Bir gece yarısı bizim evin bahçesindeki bir patırtıya uyanan ev ahalisi, bahçeden gelen dalaşma seslerinden babamın bir kavgaya karıştığını zannederek bahçeye koşmuşlar ki; babamla horozu kıyasıya kavgaya tutuşmuş bulmuşlar. Babam genellikle akşamları bir yerlerde demlenir gece geç vakit eve gelirdi. Avluya girip kapı önünde eğilip ayakkabısını çıkarırken horoz babama saldırmış, baya Bruce Lee stili çift bacak darbesiyle saldırıyormuş. Çakırkeyif olan babam da horoza sinirlenip “ulan sen benim kim olduğumu biliyor musun?” hesabı hem söyleniyor hem de horozun ataklarına karşılık veriyor basıyormuş tokadı, ancak horoz dövüşçü kolay kolay pes edecek gibi de değil. Babam da inatçı derken epeyce bir patırtı yaşanmış, gece yarısı her iki taraf da yatıştırılana kadar.
Bilindiği üzere kümes hayvanları akşam oldu mu uyurlar. Bu horoz bahçede gece nöbete durur olmuş. Adnan’ın horozu gün geçtikçe asabilikten psikopatlığa terfi edip bahçeye kimseyi sokmaz olmuş, bu psikopatlığından ötürü genellikle kümeste hapis yatarmış ancak zaman zaman fırsatını bulur kümesten kaçtığı ya da Adnan’ın merhametinden faydalanıp bahçede serbest kaldığında Adnan hariç kimse bahçeye çıkamaz olmuş. Sadece bizim bahçeyle de sınırlı kalmıyor, bahçe duvarını aşıp komşu kümeslerine saldırıp oradaki tavuk horoz ne varsa itlaf ediyor duvarın üzerinde nöbet tutuyor sokağa giren kediye köpeğe saldırıyor kovalıyormuş.
Bizler akrabalarla hep yakın otururuz.

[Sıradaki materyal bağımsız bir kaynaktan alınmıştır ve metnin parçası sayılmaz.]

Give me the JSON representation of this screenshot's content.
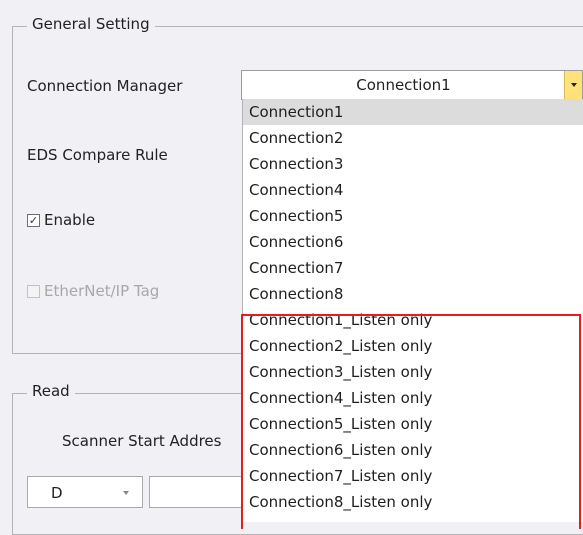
{
  "general": {
    "title": "General Setting",
    "connection_manager_label": "Connection Manager",
    "connection_manager_value": "Connection1",
    "eds_compare_label": "EDS Compare Rule",
    "enable_label": "Enable",
    "enable_checked": true,
    "enable_check_glyph": "✓",
    "ethernet_ip_tag_label": "EtherNet/IP Tag",
    "ethernet_ip_tag_checked": false
  },
  "read": {
    "title": "Read",
    "scanner_start_label": "Scanner Start Addres",
    "device_select_value": "D",
    "address_value": ""
  },
  "dropdown": {
    "selected_index": 0,
    "items": [
      "Connection1",
      "Connection2",
      "Connection3",
      "Connection4",
      "Connection5",
      "Connection6",
      "Connection7",
      "Connection8",
      "Connection1_Listen only",
      "Connection2_Listen only",
      "Connection3_Listen only",
      "Connection4_Listen only",
      "Connection5_Listen only",
      "Connection6_Listen only",
      "Connection7_Listen only",
      "Connection8_Listen only"
    ]
  },
  "colors": {
    "accent_dropdown_arrow": "#ffe27a",
    "highlight_box": "#e41e1e",
    "selected_item_bg": "#dcdcdc"
  }
}
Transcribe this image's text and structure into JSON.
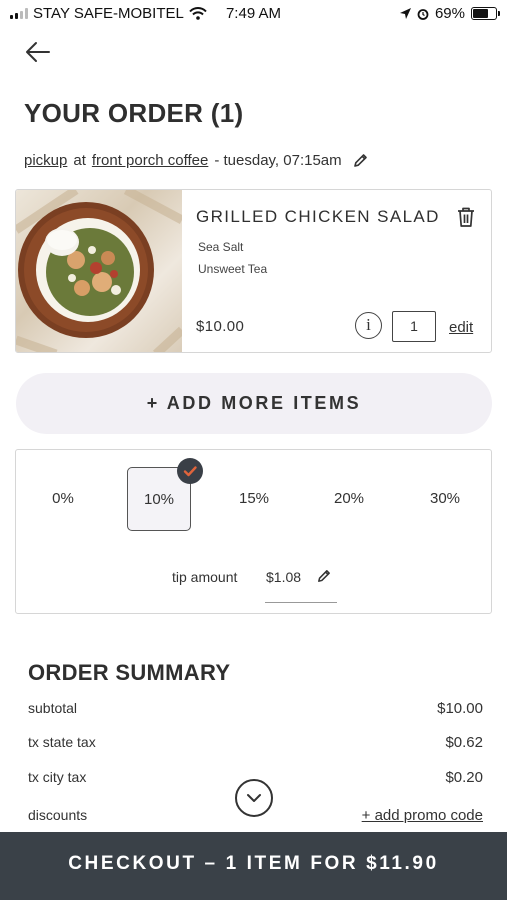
{
  "status_bar": {
    "carrier": "STAY SAFE-MOBITEL",
    "time": "7:49 AM",
    "battery": "69%",
    "battery_level": 0.69
  },
  "header": {
    "back_icon": "arrow-left-icon",
    "title": "YOUR ORDER (1)"
  },
  "pickup": {
    "mode": "pickup",
    "at": "at",
    "location": "front porch coffee",
    "when": "- tuesday, 07:15am",
    "edit_icon": "pencil-icon"
  },
  "cart": {
    "items": [
      {
        "name": "GRILLED CHICKEN SALAD",
        "modifiers": [
          "Sea Salt",
          "Unsweet Tea"
        ],
        "price": "$10.00",
        "quantity": "1",
        "edit_label": "edit",
        "info_icon": "info-icon",
        "delete_icon": "trash-icon"
      }
    ],
    "add_more_label": "+ ADD MORE ITEMS"
  },
  "tip": {
    "options": [
      "0%",
      "10%",
      "15%",
      "20%",
      "30%"
    ],
    "selected": "10%",
    "amount_label": "tip amount",
    "amount_value": "$1.08"
  },
  "summary": {
    "title": "ORDER SUMMARY",
    "rows": [
      {
        "label": "subtotal",
        "value": "$10.00"
      },
      {
        "label": "tx state tax",
        "value": "$0.62"
      },
      {
        "label": "tx city tax",
        "value": "$0.20"
      },
      {
        "label": "discounts",
        "value": "+ add promo code"
      }
    ]
  },
  "checkout": {
    "label": "CHECKOUT – 1 ITEM FOR $11.90"
  },
  "colors": {
    "checkout_bg": "#3a4148",
    "accent_check": "#e0643c",
    "add_more_bg": "#f2f0f5"
  }
}
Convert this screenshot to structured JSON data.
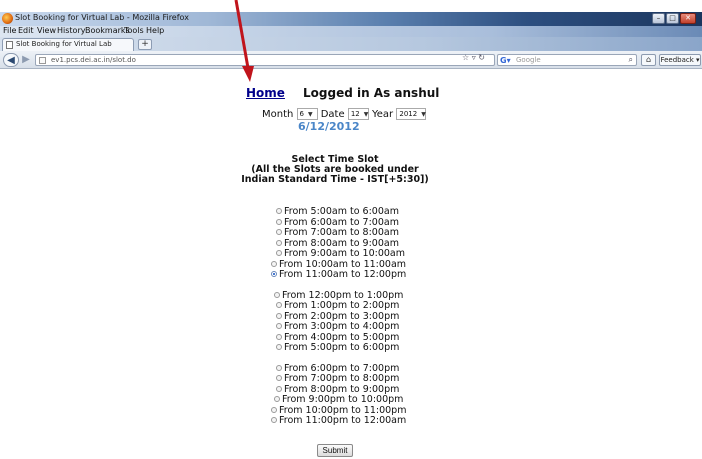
{
  "browser": {
    "window_title": "Slot Booking for Virtual Lab - Mozilla Firefox",
    "menu": [
      "File",
      "Edit",
      "View",
      "History",
      "Bookmarks",
      "Tools",
      "Help"
    ],
    "tab_label": "Slot Booking for Virtual Lab",
    "new_tab": "+",
    "url": "ev1.pcs.dei.ac.in/slot.do",
    "search_placeholder": "Google",
    "feedback_label": "Feedback"
  },
  "page": {
    "home_link": "Home",
    "logged_in": "Logged in As anshul",
    "month_label": "Month",
    "month_value": "6",
    "date_label": "Date",
    "date_value": "12",
    "year_label": "Year",
    "year_value": "2012",
    "selected_date": "6/12/2012",
    "heading_line1": "Select Time Slot",
    "heading_line2": "(All the Slots are booked under",
    "heading_line3": "Indian Standard Time - IST[+5:30])",
    "slots": [
      {
        "label": "From 5:00am to 6:00am",
        "checked": false
      },
      {
        "label": "From 6:00am to 7:00am",
        "checked": false
      },
      {
        "label": "From 7:00am to 8:00am",
        "checked": false
      },
      {
        "label": "From 8:00am to 9:00am",
        "checked": false
      },
      {
        "label": "From 9:00am to 10:00am",
        "checked": false
      },
      {
        "label": "From 10:00am to 11:00am",
        "checked": false
      },
      {
        "label": "From 11:00am to 12:00pm",
        "checked": true
      },
      {
        "label": "From 12:00pm to 1:00pm",
        "checked": false
      },
      {
        "label": "From 1:00pm to 2:00pm",
        "checked": false
      },
      {
        "label": "From 2:00pm to 3:00pm",
        "checked": false
      },
      {
        "label": "From 3:00pm to 4:00pm",
        "checked": false
      },
      {
        "label": "From 4:00pm to 5:00pm",
        "checked": false
      },
      {
        "label": "From 5:00pm to 6:00pm",
        "checked": false
      },
      {
        "label": "From 6:00pm to 7:00pm",
        "checked": false
      },
      {
        "label": "From 7:00pm to 8:00pm",
        "checked": false
      },
      {
        "label": "From 8:00pm to 9:00pm",
        "checked": false
      },
      {
        "label": "From 9:00pm to 10:00pm",
        "checked": false
      },
      {
        "label": "From 10:00pm to 11:00pm",
        "checked": false
      },
      {
        "label": "From 11:00pm to 12:00am",
        "checked": false
      }
    ],
    "submit_label": "Submit"
  },
  "colors": {
    "home_link": "#00008b",
    "selected_date": "#4a86c8",
    "annotation_arrow": "#c0141c"
  },
  "icons": [
    "firefox-icon",
    "back-icon",
    "forward-icon",
    "home-icon",
    "search-icon",
    "annotation-arrow"
  ]
}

Hasan dayım ile bizim ev komşu iki sokak içindeydi, ancak bahçe duvarları bitişikti. Duvardan bir gedik açılmış geliş gidişler kolaya getirilmişti. Bir gün dayımın kızı bahçe gediğinden bizim eve geçerken horozun saldırısına uğrayıp, korkulu anlar yaşayıp üstelikte yaralanınca, bu bardağı taşıran son damla olmuş ve Adnan’a horozun çaresine bakması söylenmiş. Kesmeye kıyamadığı horozu ne yapsın, çok da seviyor birileri ister mi diye etrafa çıtlatmış ki Bitezli bir arkadaşı horoza talip olmuş. “Bana ver, bahçede bakarım ben ona” demiş ve almış götürmüş.
Gel zaman git zaman Adnan çarşıda rastlamış arkadaşına… Bir-iki horoz dövüşüne de götürdüğünü duyduğundan horozdan ne haber diye soracak olmuş “Adnan sorma yahu. Biz o horozu kesmek zorunda kaldık” deyince Adnan’ın bozulduğunu görüp anlatmaya başlamış. “Bir gece babam tuvalete kalkmış, biliyorsun bizim mandalina bahçe evleri eski tip tuvaleti evin dışında kapısı da yok, kapı yerine çuvaldan perde var. Babam tuvalete oturur oturmaz horoz saldırmış. İhtiyar adamı perişan etmiş. Zor aldık elinden. Babam da ya bu horoz ya ben diye resti çekince mecbur kaldım” demiş… Horozun bu hazin sonu Adnan’ın da horoz ile ilgili her türlü hobileri ve aktivitelerini de sonlandırmış oldu. Bir süre sonra da horoz dövüşleri yasaklanınca Bodrumlular da bu vahşi alışkanlıklardan kurtuldular. Ben bu olaylar olurken gurbetteydim.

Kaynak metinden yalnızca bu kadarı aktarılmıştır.